В этой речи Конисский говорил, между прочим: "Христиане от христиан угнетаемы, и верные от верных более, нежели от неверных, озлобляемы бываем. Затворяются наши храмы, где Христос непрестанно восхваляется; отверсты же и безнаветны жидовские синагоги, в коих Христос непрестанно

поруган бывает. Что мы человеческих преданий в равной с вечным Божиим законом важности иметь, и землю мешать с небом не дерзаем, — за то раскольниками, еретиками, отступниками нас называют; и что гласу совести бесстудно противоречить страшимся — за то в темницы, на раны, на меч, на огнь осуждаемы бываем".

Удивительное зрелище представляла в это время Польша: народные силы, казалось, пробуждались после долгого усыпления, обнаруживалось необыкновенное единодушие, но для чего? Для того ли, чтобы установить лучший порядок, освободиться от иностранного влияния? Нет, для того, чтобы не сделать ни малейшей уступки требованиям диссидентов, чтобы не признать никаких прав за христианами других вероисповеданий, кроме католического. И в то же время все ограничивалось страдательным упорством, ограничивалось одними криками; никто не думал о средствах деятельного, серьезного сопротивления соседним державам, России и Пруссии, которые не могли бросить диссидентского дела; фанатизм только гальванизировал мертвое тело, но к жизни его не возбуждал. Репнин был в изумлении. "Что это такое? — писал он в Петербург. — Нашим требованиям уступить не хотят; но на что же они надеются? Своих сил нет, иностранцы не помогут".
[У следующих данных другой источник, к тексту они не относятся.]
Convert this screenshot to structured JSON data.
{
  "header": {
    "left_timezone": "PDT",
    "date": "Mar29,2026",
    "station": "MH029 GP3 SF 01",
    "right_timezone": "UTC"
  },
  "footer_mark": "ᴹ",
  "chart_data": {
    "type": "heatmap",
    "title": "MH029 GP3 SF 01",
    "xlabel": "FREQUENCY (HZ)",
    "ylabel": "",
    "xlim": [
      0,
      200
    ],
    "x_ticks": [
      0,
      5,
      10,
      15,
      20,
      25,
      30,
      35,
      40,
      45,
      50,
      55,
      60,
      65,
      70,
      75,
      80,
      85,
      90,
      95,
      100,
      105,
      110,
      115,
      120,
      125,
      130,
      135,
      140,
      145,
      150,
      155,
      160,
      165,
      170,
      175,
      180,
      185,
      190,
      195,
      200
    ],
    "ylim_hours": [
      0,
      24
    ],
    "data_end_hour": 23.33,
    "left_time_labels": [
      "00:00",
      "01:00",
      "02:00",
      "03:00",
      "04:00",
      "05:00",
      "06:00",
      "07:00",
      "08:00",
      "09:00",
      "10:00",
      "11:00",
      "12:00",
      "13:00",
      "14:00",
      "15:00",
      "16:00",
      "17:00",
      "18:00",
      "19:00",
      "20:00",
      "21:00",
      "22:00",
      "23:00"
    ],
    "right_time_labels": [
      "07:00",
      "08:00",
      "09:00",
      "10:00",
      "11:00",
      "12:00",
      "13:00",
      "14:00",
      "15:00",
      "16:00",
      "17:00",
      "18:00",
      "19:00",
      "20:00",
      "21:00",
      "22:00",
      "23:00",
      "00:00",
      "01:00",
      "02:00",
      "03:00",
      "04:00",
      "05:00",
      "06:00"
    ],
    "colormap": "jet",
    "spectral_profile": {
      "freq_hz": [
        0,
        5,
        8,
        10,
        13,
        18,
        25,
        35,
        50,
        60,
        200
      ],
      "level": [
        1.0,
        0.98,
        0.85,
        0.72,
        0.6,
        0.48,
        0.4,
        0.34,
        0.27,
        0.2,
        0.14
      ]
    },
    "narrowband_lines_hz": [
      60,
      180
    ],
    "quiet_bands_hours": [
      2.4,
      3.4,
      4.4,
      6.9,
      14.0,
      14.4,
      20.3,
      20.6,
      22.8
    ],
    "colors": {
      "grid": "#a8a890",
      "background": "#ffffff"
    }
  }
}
Положение Репнина в Варшаве было незавидное. Из Петербурга присылают к нему умеренные, но твердые требования относительно диссидентов, тогда как на месте он видит ясно, что требованиям этим ни малейшей уступки быть не может. Всякому дипломату бывает очень неприятно, когда на него возлагают поручение, которое исполнить он не видит возможности; он не может освободиться от тяжкой для его самолюбия мысли, что правительство его может усумниться, действительно ли дело невозможно, не виновато ли в этой невозможности, хотя отчасти, неуменье уполномоченного. Поэтому неудивительно, что Репнин сначала сделал было отчаянную попытку убедить свой двор отказаться от диссидентского дела, решился представить, что стоит ли заступаться за диссидентов — между ними нет знатных людей! Понятно, что попытка не удалась: "польза, честь отечества и персональная ее величества слава" требовали, чтобы Репнин проводил диссидентское дело. Таким образом, посол был поставлен, с одной стороны, между неуклонными требованиями своего двора и, с другой — упорством поляков, отвергавших всякую мысль к уступчивости и сделке. Но неужели Репнин не мог ни в ком найти себе помощи? Неужели фанатизм одинаково обуял всех? Что король? Что Чарторыйские?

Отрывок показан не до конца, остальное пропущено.